The IEEE Higher Speed Study Group (HSSG) has voted to pursue the goal of creating a standard of 100 gigabits per second for Ethernet transmission. According to a report yesterday in NetworkWorld, the HSSG will attempt to standardize 100-Gbps Ethernet over distances as far as 6 miles of fiber-optic cable.
The current agreement will result in the formation of a 100G Ethernet Task Force to hammer out a standard that is technically feasible and economically viable, said John D'Ambrosia, chair of the HSSG, and scientist of components technology at Force10 Networks. "There is still a lot of work to be done to finalize our objectives, and where this thing will go," D'Ambrosia said. "The next step is getting the project into the [IEEE networking] process."
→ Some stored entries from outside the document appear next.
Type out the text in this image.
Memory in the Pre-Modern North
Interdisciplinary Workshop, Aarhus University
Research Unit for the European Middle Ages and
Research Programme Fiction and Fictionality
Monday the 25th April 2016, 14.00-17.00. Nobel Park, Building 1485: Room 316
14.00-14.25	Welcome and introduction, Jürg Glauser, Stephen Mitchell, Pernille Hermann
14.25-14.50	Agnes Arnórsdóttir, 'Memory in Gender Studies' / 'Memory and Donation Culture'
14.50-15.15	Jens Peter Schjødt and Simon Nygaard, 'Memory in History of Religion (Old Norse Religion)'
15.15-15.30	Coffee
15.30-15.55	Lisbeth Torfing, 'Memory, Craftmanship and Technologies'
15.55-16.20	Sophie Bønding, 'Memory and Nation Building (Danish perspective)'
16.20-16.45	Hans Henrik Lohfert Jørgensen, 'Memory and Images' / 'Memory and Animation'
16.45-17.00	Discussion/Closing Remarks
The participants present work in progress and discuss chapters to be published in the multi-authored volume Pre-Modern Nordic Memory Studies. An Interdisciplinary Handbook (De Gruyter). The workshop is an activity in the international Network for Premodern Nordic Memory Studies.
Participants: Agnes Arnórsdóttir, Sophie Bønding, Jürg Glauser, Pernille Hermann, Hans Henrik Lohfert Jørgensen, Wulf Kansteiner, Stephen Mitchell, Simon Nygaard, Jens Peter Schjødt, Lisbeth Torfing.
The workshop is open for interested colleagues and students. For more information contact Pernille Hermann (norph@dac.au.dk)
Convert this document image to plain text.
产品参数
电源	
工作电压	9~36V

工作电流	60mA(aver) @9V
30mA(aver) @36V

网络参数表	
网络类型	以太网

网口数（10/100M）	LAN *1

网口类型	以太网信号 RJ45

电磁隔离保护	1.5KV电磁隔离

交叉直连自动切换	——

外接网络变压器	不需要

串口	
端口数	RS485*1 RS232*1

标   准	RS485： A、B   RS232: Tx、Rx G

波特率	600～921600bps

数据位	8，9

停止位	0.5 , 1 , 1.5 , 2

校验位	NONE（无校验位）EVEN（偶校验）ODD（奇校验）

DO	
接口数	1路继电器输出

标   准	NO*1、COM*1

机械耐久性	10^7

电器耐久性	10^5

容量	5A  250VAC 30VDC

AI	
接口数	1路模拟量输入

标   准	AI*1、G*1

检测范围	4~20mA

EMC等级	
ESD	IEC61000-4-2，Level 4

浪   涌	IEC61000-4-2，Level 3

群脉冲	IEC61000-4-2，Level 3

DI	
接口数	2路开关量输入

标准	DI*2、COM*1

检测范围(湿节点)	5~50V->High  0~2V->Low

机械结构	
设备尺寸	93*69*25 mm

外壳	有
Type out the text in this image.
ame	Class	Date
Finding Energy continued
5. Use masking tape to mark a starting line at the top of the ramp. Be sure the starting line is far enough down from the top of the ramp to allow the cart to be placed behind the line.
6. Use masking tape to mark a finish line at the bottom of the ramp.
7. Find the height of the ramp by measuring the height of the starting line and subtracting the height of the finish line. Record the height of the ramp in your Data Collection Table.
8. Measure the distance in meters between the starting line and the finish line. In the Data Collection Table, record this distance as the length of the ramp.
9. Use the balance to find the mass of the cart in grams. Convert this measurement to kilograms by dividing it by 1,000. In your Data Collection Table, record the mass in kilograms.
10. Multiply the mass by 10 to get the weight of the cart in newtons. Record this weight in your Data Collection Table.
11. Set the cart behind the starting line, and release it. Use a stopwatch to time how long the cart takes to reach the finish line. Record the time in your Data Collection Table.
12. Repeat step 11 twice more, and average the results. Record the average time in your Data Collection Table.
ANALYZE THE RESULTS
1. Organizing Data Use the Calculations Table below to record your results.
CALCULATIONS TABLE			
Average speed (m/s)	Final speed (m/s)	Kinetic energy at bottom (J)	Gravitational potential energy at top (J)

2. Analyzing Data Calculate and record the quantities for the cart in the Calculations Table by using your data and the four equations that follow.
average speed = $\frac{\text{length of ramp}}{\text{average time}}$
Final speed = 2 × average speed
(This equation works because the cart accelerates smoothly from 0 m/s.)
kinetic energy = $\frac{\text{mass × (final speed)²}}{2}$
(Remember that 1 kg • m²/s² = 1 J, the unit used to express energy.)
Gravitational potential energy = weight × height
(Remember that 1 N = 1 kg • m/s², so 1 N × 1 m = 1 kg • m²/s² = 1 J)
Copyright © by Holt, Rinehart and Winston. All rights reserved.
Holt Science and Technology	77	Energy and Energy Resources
Details of the initiative can be found in the minutes of the HSSG's 14-16 November meeting, in Dallas, Tex. In his opening remarks, D'Ambrosia speculated that a 100-Gbps Ethernet working group could be formed by July 2007 and that a completed standard might appear by 2009 or 2010.
The fastest existing standard is 10-Gbps Ethernet. But as devices consume more and more bandwidth going forward, standards for higher-speed network connectivity are considered mandatory. Intensive bandwidth-hungry sites such as YouTube have already pushed the existing IEEE standard to its limits.
A commentator to the Slashdot aggregation site notes in reporting on the development: "The current thinking is that achieving these speeds will be reached by advancing bonding techniques for 10G signals over multiple fibers."